Asiente con tranquilidad. Tan seria y sincera, agradecida de que haya compartido algo con ella. Sé que se siente más cerca de mí que nunca. Es gracioso que haya terminado siendo una pieza tan esencial. Después de todos estos años en los que nunca la necesité para nada. Siempre está tan dispuesta a complacer, desesperada por ser querida. Y sé la verdad sobre Liam, por eso estoy segura de que hará lo que sea necesario para acercarse a John. Sé que debería sentirme mal por ella. Y si las cosas fueran diferentes, así sería. Pero recuerdo por qué estoy haciendo esto, y ese pensamiento se evapora.

—Eh, chicos —dice Khaled con su amplia sonrisa, siempre presente. Sostiene una muñeca inflable; en su rostro congelado se ve esa expresión perenne y sorprendida—. Denise lo ha hecho muy bien.

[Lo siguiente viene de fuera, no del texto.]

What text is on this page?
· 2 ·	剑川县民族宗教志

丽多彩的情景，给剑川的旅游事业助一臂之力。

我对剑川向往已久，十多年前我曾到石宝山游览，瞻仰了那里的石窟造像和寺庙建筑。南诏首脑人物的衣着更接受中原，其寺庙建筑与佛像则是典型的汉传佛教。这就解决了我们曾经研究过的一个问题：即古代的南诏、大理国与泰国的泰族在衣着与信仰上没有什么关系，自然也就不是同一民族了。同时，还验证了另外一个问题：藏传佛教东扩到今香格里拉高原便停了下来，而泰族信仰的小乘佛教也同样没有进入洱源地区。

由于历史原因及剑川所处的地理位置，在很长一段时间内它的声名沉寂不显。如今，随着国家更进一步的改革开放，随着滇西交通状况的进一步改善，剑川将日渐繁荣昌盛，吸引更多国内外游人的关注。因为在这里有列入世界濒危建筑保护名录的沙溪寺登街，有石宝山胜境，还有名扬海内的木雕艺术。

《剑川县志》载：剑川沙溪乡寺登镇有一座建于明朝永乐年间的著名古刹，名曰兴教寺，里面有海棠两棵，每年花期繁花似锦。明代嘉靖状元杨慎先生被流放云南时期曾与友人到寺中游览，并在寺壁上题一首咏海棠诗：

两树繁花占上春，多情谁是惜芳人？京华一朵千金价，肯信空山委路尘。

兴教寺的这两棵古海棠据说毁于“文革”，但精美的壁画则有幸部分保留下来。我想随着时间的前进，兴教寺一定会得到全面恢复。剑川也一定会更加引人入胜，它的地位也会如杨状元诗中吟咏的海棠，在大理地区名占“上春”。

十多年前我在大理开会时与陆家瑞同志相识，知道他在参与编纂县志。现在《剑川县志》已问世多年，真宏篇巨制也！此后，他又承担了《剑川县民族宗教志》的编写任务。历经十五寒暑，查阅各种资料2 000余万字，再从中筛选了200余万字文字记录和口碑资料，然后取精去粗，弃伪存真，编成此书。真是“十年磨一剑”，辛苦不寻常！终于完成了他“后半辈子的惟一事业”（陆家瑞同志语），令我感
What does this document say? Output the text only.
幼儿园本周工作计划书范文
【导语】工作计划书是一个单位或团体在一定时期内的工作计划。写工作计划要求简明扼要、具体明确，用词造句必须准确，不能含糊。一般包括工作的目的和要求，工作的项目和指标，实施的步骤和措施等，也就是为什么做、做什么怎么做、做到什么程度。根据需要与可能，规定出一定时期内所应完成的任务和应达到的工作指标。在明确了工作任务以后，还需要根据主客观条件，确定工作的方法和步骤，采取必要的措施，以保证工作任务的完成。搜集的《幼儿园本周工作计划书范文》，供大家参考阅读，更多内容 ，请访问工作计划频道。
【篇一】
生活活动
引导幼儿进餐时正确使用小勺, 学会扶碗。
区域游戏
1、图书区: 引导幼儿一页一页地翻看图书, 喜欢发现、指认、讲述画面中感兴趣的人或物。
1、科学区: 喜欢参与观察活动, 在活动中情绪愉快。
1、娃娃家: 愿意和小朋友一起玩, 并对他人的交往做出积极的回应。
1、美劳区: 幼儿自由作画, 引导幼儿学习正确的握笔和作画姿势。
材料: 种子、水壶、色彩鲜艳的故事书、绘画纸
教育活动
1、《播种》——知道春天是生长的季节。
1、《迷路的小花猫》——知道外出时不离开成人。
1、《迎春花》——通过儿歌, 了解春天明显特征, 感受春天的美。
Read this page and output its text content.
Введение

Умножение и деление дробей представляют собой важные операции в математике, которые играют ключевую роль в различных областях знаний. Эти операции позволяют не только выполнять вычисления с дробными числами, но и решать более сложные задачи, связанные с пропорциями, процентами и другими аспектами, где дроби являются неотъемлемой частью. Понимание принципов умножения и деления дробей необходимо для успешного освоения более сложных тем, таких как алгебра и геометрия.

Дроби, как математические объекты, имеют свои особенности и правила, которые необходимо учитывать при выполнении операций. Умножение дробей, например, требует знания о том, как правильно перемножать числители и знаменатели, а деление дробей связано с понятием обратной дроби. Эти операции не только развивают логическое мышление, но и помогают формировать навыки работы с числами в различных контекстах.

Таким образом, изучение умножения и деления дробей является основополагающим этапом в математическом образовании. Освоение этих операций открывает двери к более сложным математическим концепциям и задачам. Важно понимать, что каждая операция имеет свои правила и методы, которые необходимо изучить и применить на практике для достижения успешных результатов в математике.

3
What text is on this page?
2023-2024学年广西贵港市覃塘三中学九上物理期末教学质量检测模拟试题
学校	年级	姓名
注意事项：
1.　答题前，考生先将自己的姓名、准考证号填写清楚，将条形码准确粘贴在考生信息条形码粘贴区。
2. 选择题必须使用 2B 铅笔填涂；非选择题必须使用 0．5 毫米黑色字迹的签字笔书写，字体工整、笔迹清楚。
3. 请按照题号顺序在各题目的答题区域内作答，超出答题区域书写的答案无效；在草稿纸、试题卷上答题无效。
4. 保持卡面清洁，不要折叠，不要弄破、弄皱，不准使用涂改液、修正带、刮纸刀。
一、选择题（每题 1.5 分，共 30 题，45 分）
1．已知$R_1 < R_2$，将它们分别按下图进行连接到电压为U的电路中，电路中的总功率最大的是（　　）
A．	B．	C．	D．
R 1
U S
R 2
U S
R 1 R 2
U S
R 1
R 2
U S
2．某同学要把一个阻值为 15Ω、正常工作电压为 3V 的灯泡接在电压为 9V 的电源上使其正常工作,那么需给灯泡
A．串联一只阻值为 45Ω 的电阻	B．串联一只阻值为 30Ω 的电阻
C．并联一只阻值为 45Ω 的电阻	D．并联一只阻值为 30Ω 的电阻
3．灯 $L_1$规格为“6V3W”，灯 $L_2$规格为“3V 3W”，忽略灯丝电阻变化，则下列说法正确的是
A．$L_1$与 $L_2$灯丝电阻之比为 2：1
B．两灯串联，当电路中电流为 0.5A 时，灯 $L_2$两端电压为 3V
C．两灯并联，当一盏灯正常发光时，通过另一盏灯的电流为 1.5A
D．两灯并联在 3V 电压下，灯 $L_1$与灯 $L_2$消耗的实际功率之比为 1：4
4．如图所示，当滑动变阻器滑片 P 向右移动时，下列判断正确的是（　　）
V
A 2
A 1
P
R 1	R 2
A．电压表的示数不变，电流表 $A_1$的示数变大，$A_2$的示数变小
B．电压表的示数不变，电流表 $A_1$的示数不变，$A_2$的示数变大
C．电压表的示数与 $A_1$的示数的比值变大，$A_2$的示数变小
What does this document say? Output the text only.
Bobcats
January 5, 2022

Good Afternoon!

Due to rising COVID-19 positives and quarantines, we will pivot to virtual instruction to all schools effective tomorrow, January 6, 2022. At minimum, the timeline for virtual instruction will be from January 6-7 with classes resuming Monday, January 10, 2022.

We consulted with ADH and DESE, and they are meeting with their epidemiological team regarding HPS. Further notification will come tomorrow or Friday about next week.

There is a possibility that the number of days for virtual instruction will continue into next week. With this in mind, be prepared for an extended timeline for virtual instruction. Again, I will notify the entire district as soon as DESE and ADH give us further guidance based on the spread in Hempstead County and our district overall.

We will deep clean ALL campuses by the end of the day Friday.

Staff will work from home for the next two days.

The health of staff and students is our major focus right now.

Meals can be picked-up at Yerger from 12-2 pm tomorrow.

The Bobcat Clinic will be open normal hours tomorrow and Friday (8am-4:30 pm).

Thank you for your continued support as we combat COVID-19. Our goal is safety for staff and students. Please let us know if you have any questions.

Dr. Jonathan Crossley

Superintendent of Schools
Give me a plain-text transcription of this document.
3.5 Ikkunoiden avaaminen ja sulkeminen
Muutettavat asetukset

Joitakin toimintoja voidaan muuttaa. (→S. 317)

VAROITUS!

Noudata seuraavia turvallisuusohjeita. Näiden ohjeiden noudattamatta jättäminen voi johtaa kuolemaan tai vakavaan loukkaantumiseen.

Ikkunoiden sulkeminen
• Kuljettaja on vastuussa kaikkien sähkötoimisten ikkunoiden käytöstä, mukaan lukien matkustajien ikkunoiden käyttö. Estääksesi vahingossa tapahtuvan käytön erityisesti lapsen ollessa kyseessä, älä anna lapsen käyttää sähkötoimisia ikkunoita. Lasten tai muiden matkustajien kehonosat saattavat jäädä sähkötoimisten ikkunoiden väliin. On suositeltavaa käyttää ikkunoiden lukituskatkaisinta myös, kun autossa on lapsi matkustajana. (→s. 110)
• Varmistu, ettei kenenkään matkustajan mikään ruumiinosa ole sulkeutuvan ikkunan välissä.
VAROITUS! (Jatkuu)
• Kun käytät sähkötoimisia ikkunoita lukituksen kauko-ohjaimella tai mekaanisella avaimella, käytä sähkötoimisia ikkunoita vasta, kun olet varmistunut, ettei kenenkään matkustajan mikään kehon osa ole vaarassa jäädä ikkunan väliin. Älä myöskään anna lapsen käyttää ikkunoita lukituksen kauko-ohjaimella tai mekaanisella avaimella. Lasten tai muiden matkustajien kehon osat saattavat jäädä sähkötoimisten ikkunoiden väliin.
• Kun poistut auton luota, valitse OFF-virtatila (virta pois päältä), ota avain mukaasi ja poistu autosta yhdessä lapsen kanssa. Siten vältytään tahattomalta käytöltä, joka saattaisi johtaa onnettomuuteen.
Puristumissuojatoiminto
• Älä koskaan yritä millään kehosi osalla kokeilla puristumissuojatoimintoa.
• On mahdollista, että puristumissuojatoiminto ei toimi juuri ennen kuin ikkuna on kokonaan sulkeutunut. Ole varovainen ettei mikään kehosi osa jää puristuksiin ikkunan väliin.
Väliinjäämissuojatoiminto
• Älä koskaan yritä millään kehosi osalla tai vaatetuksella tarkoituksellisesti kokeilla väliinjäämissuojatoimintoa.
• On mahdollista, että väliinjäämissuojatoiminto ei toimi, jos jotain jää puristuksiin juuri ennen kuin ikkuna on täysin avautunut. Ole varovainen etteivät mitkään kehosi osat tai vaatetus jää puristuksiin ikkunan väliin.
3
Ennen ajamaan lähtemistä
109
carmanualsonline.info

—Creo que Denise necesita un descanso —dice Gemma—. Le has dado mucha caña hoy.

Ríen juntos. Organizamos una fiesta de Halloween en nuestra casa en tercer año, y alguien dejó allí la muñeca. Nadie sabía de dónde salió, pero Khaled decidió que teníamos que quedárnosla. La llamó Denise, y ha pasado sus días apoyada en la ventana de la sala, viéndonos ir y venir. La foto de perfil de Facebook de Khaled era él con su brazo alrededor de los hombros plásticos de Denise, ambos mirando a la cámara con la misma mirada estupefacta.

Gemma coge el porro de su mano, y comienzan a conversar. Ella me mira y sus ojos están llenos de comprensión: sabe que debe guardar este secreto para mí.

Siento que John roza mi brazo, llenando el hueco en nuestro círculo. Él me mira y mantenemos contacto visual. Nos hemos estado evitando durante semanas. Él necesita actuar en consecuencia hoy o mi plan no funcionará.

Mi teléfono vibra en la palma de mi mano. Le doy la vuelta y me quedo mirando la pantalla. Un nuevo mensaje de H. Despliego el texto

Necesitamos hablar. Deja de fingir que estás bien. Déjame ayudarte.

Apago la pantalla del teléfono y lo aprieto con fuerza contra mi pecho.

Tuve que mentirle a Gemma. El problema, esa cosa densa y pesada que llevo sobre mis hombros, es algo mucho peor. No se trata de la condición social de Ruby o de nuestro futuro como grupo. Es un problema mucho más serio, pero no se puede confiar en alguien como Gemma para algo así.